Бой был в самом разгаре, и уже лежали на земле убитые – как русские, так и половцы. Сеча шла отчаянная. Половцев было больше, но русские превосходили их в выучке и броневой защите.
Сейчас Алексей находился в тылу половцев, чем и не преминул воспользоваться. С ходу он снёс голову секирой одному степняку, перерубил спину другому, когда его заметили.
Алексей работал секирой, как мельница крыльями, только временами блеск лезвия на солнце слепил сражающихся. Вокруг него не было своих – только чужие, и потому он бил, не разбираясь, лошадь ли перед ним или всадник. Секира – оружие тяжёлое, не каждый воин может ею в бою долго размахивать. Однако Алексей был из другого времени, акселерат, на голову выше половцев, и секира была ему по руке.
Ржали раненые кони, кричали люди. Вокруг Алексея даже какая-то пустота образовалась, он был как берсерк, как будто в него вселился демон. Ненависть его к половцам была так велика, что затмевала собой опасность, и он забыл об осторожности, о чувстве самосохранения.
Справа попытались достать его пикой, но он просто перерубил древко, кинулся на половца и ударил его широким лезвием секиры по плечу, почти развалив надвое.
Алексей пробивался к своим, но половцев было слишком много: на одного дружинника – два степняка. Да и кто считал врагов в бою? Убитых сочтут после схватки.
Рукоять секиры уже сделалась скользкой от крови.
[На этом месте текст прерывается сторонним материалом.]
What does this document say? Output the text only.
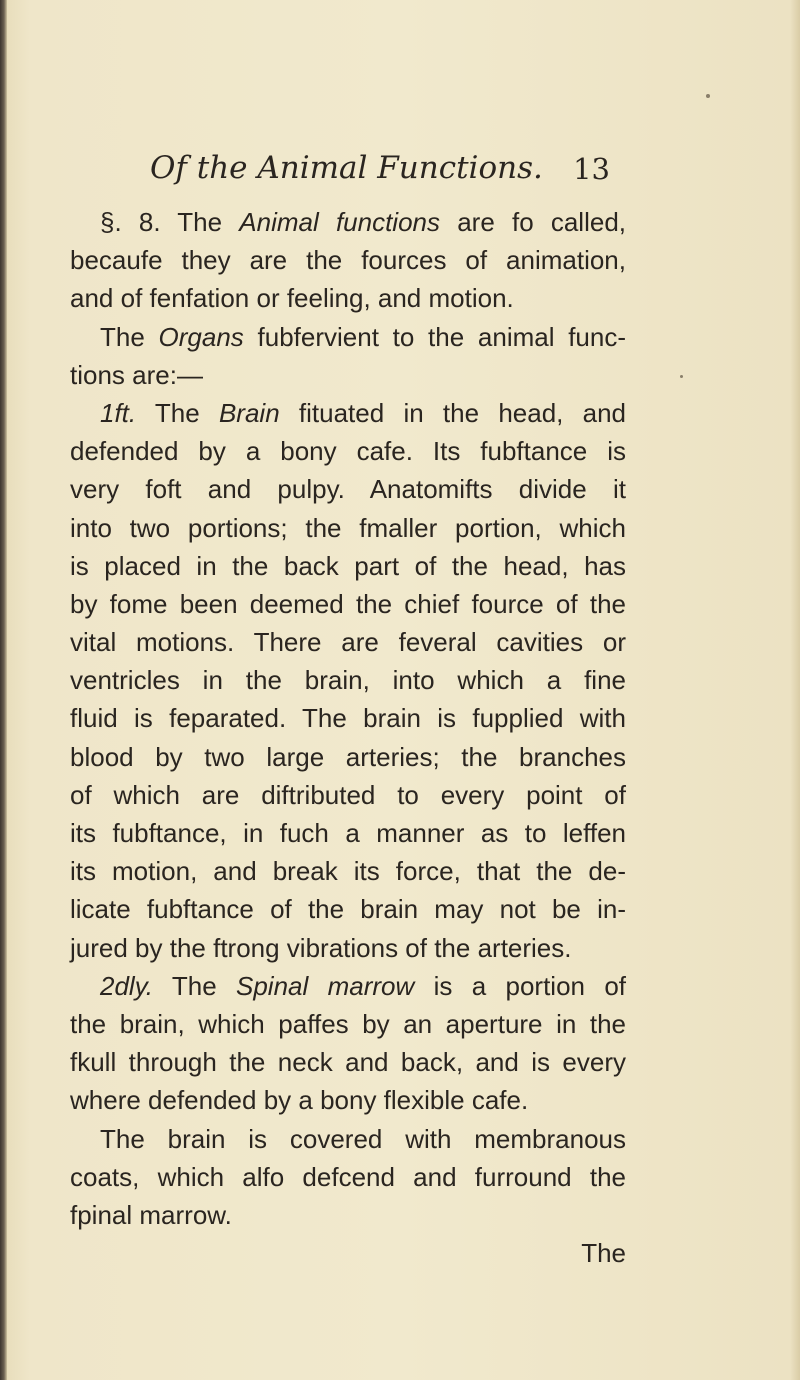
Of the Animal Functions. 13
§. 8. The Animal functions are fo called,
becaufe they are the fources of animation,
and of fenfation or feeling, and motion.
The Organs fubfervient to the animal func-
tions are:—
1ft. The Brain fituated in the head, and
defended by a bony cafe. Its fubftance is
very foft and pulpy. Anatomifts divide it
into two portions; the fmaller portion, which
is placed in the back part of the head, has
by fome been deemed the chief fource of the
vital motions. There are feveral cavities or
ventricles in the brain, into which a fine
fluid is feparated. The brain is fupplied with
blood by two large arteries; the branches
of which are diftributed to every point of
its fubftance, in fuch a manner as to leffen
its motion, and break its force, that the de-
licate fubftance of the brain may not be in-
jured by the ftrong vibrations of the arteries.
2dly. The Spinal marrow is a portion of
the brain, which paffes by an aperture in the
fkull through the neck and back, and is every
where defended by a bony flexible cafe.
The brain is covered with membranous
coats, which alfo defcend and furround the
fpinal marrow.
The
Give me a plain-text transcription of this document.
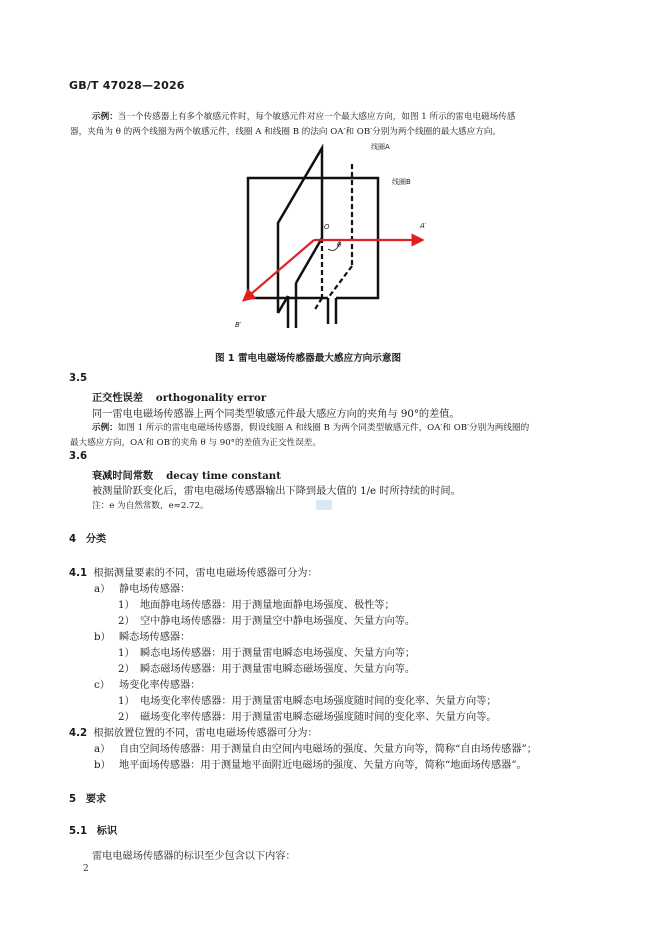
GB/T 47028—2026
示例：当一个传感器上有多个敏感元件时，每个敏感元件对应一个最大感应方向，如图 1 所示的雷电电磁场传感
器，夹角为 θ 的两个线圈为两个敏感元件，线圈 A 和线圈 B 的法向 OA′和 OB′分别为两个线圈的最大感应方向。
线圈A
线圈B
O
θ
A′
B′
图 1 雷电电磁场传感器最大感应方向示意图
3.5
正交性误差 orthogonality error
同一雷电电磁场传感器上两个同类型敏感元件最大感应方向的夹角与 90°的差值。
示例：如图 1 所示的雷电电磁场传感器，假设线圈 A 和线圈 B 为两个同类型敏感元件，OA′和 OB′分别为两线圈的
最大感应方向，OA′和 OB′的夹角 θ 与 90°的差值为正交性误差。
3.6
衰减时间常数 decay time constant
被测量阶跃变化后，雷电电磁场传感器输出下降到最大值的 1/e 时所持续的时间。
注：e 为自然常数，e≈2.72。
4 分类
4.1 根据测量要素的不同，雷电电磁场传感器可分为：
a） 静电场传感器：
1） 地面静电场传感器：用于测量地面静电场强度、极性等；
2） 空中静电场传感器：用于测量空中静电场强度、矢量方向等。
b） 瞬态场传感器：
1） 瞬态电场传感器：用于测量雷电瞬态电场强度、矢量方向等；
2） 瞬态磁场传感器：用于测量雷电瞬态磁场强度、矢量方向等。
c） 场变化率传感器：
1） 电场变化率传感器：用于测量雷电瞬态电场强度随时间的变化率、矢量方向等；
2） 磁场变化率传感器：用于测量雷电瞬态磁场强度随时间的变化率、矢量方向等。
4.2 根据放置位置的不同，雷电电磁场传感器可分为：
a） 自由空间场传感器：用于测量自由空间内电磁场的强度、矢量方向等，简称“自由场传感器”；
b） 地平面场传感器：用于测量地平面附近电磁场的强度、矢量方向等，简称“地面场传感器”。
5 要求
5.1 标识
雷电电磁场传感器的标识至少包含以下内容：
2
Хорошо, что в своё время Алексей сделал ремённую петлю, надевая её на запястье, иначе оружие уже бы выбили из руки.
Степняки рассчитывали подавить гридей численным преимуществом, но их превосходство таяло с каждой минутой, с каждым потерянным воином. Схватка шла на небольшом участке: справа – лес, слева – заболоченная низина. В тесноте лошади топтали копытами раненых, упавших на землю, превращая их в кровавое месиво. Уже и кони озверели, кусали лошадей противника.
Алексей бился и бился, пока не увидел, что впереди только три степняка, окруживших Конрада. Тот был залит кровью, и не понять – своей или чужой. Алексей попытался ударить ближнего к нему степняка, но тот прикрылся щитом. Рыцарь стал бить секирой в щит, превращая его в щепы. Сейчас он разобьёт щит, и тогда степняку несдобровать!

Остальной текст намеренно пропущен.